Wednesday Words

To Go Where Your VisionPoints, a few inspiration points for you and your business.

I decided that I would start sending people notices about cool events, usually ones that involved arts and technology. And from there, via word of mouth, the news of the list spread.
—Craig Newmark

Craig Newmark, founder of the incredible word-of-mouth success story, has an air of humility and… befuddlement? about him in interviews that I find very intriguing. I’ve seen the poster boy for word-of-mouth business success interviewed a few times. He denies having consciously lit the spark for that success. He seems even to suggest that the Craigslist WOM machine is still a fire that burns out-of-(his)-control.
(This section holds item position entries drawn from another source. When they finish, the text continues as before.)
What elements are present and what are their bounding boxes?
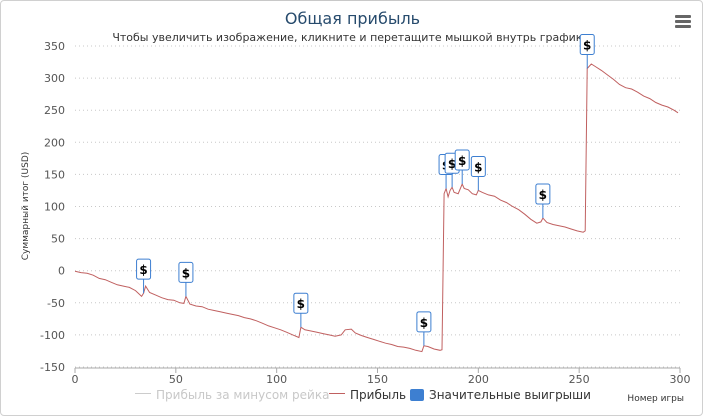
legend-label: Значительные выигрыши [429,388,591,402]
x-tick-label: 200 [468,373,489,386]
legend-label: Прибыль за минусом рейка [156,388,330,402]
y-tick-label: 0 [58,265,65,278]
y-tick-label: -100 [40,329,65,342]
legend-square-icon [410,388,424,401]
y-tick-label: -150 [40,361,65,374]
marker-label: $ [583,38,591,52]
big-win-marker[interactable]: $ [178,261,194,297]
y-axis: -150 -100 -50 0 50 100 150 200 250 300 350 [40,40,65,374]
legend-item-big-wins[interactable]: Значительные выигрыши [410,388,591,402]
x-axis: 0 50 100 150 200 250 300 [72,367,691,386]
top-divider [110,0,590,1]
big-win-marker[interactable]: $ [293,292,309,328]
y-tick-label: 250 [44,104,65,117]
legend-item-net-profit[interactable]: Прибыль за минусом рейка [135,388,329,402]
marker-label: $ [458,154,466,168]
marker-label: $ [182,266,190,280]
marker-label: $ [448,157,456,171]
big-win-marker[interactable]: $ [579,33,595,69]
hamburger-menu-icon[interactable] [672,12,694,32]
marker-label: $ [139,263,147,277]
big-win-marker[interactable]: $ [535,183,551,219]
x-tick-label: 50 [169,373,183,386]
big-win-marker[interactable]: $ [416,311,432,346]
series-layer [74,63,679,353]
big-win-marker[interactable]: $ [470,155,486,191]
gridlines [75,45,680,368]
legend-item-profit[interactable]: Прибыль [329,388,406,402]
marker-label: $ [297,297,305,311]
chart-title: Общая прибыль [284,9,421,28]
y-tick-label: 200 [44,136,65,149]
marker-label: $ [420,316,428,330]
big-win-marker[interactable]: $ [454,149,470,185]
x-tick-label: 250 [569,373,590,386]
y-tick-label: 50 [51,233,65,246]
y-tick-label: 100 [44,201,65,214]
big-win-marker[interactable]: $ [136,258,152,294]
y-tick-label: 300 [44,72,65,85]
legend: Прибыль за минусом рейка Прибыль Значите… [0,386,705,406]
y-tick-label: 150 [44,168,65,181]
x-tick-label: 300 [670,373,691,386]
legend-label: Прибыль [350,388,407,402]
chart-subtitle: Чтобы увеличить изображение, кликните и … [112,31,593,44]
x-tick-label: 100 [266,373,287,386]
y-tick-label: 350 [44,40,65,53]
series-line-profit[interactable] [74,63,679,353]
legend-line-icon [135,393,151,394]
y-axis-title: Суммарный итог (USD) [21,152,31,261]
x-tick-label: 150 [367,373,388,386]
x-axis-title: Номер игры [627,394,684,404]
marker-label: $ [474,160,482,174]
legend-line-icon [329,393,345,394]
markers-layer: $$$$$$$$$$ [136,33,595,346]
marker-label: $ [539,188,547,202]
y-tick-label: -50 [47,297,65,310]
x-tick-label: 0 [72,373,79,386]
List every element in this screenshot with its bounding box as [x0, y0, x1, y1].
Well, we don’t have much in the way of a business strategy. Like no business plan. Which I say to torment all my friends who are VCs or MBAs. That’s always entertaining. The deal is, it’s a mixture of luck and persistence.
—Craig Newmark on the Tavis Smiley show, 23 Jan 2006

He told a few people he knew, who told a few people who knew them, and the story of the guy who didn’t want to make much money, who didn’t have a plan, who let the people make of the list what they wanted—the amazed, grateful philanthropist “in the rich nerd tradition” as he’s called himself—took off.

Craigslist took off, because the story of Craigslist took off. Everybody loves an underdog.

People weren’t buying from him. He was only helping them buy from each other. Or get an apartment. Or find love.

People who trusted Craig Newmark bought into the story at first, then people who trusted them bought into it, and by now all the world knows that Craig Newmark keeps the list with his name on it as rumpled as…

… well, as his image. Because as you probably know, that aw-shucks guy is also a multimillionaire. While he may truly have been stumped by its initial success, he’s been clued in for a long time. The list stays ugly (in spite of critics like Wired magazine) because the ugly list is the story, the whole history of Craig and his original 10 or 12 friends wrapped up in a “brand image.” The guy stays strategically non-strategic because it’s what helps spread the word. He’s still, somehow, the underdog.

Craig’s secrets?

Start the WOM-spark through trusted sources

Tell a story people will love to talk about—Craigslist tells it in more than one way, through the founder’s story and the “visuals”—and let them fan the fire

When the line is out the door—DON’T CHANGE A THING.

You want to know something? Even though I can take it apart—and even though I’m sure Mr. Newmark is aware of all of this himself—I believe in the story, too.

‘Cause I’ve got a funny feeling he’s sincere. And that’s a secret that everybody loves to share.